И вот за вздрагивающим покатым плечом пленного Андрей опять видит Мари. Неужели в мире возможно такое сходство? Немыслимо! Мари! Она вышла из ворот, остановилась, приложила руку к виску, всматриваясь в даль, потом решительно и легко двинулась под гору, в город. И чем дальше удалялась она, тем страшнее становилось от мысли, что она может уйти навсегда, что ему — Андрею — не суждено, быть может, никогда вернуть ее и что вдруг лицо этой девушки вовсе не отвратительно, потому что это — лицо Мари, Мари!

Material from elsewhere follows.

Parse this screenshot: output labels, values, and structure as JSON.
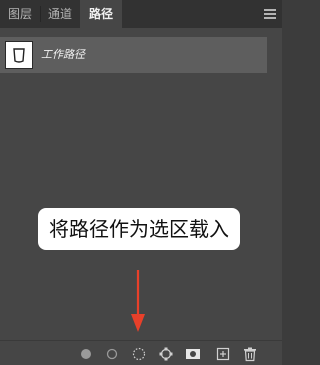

Секунда, другая — и ее скрыл кособокий угловой домишко.

И тут же ясное, странно близкое слово, произнесенное чужим прерывистым голосом, замыкает мысль Андрея: [446]

— Бишофсберг...

— Бишофсберг? — спрашивает он изумленно.

И пленный торопится договорить что-то очень важное шепелявящим, сухим языком:

— Клянусь, я ни о чем не думаю больше, как только о возвращении в Бишофсберг. Я готов отплатить вам чем хотите. Вернуться в Бишофсберг, на Лауше! Неужели вы, в память того, что я когда-то сделал для вас...

— Вы хотите вернуться в Бишофсберг? — прерывает его Андрей,

— О да!

Кругом опять ни души, захолустье недвижно и сокрыто от человечьего глаза.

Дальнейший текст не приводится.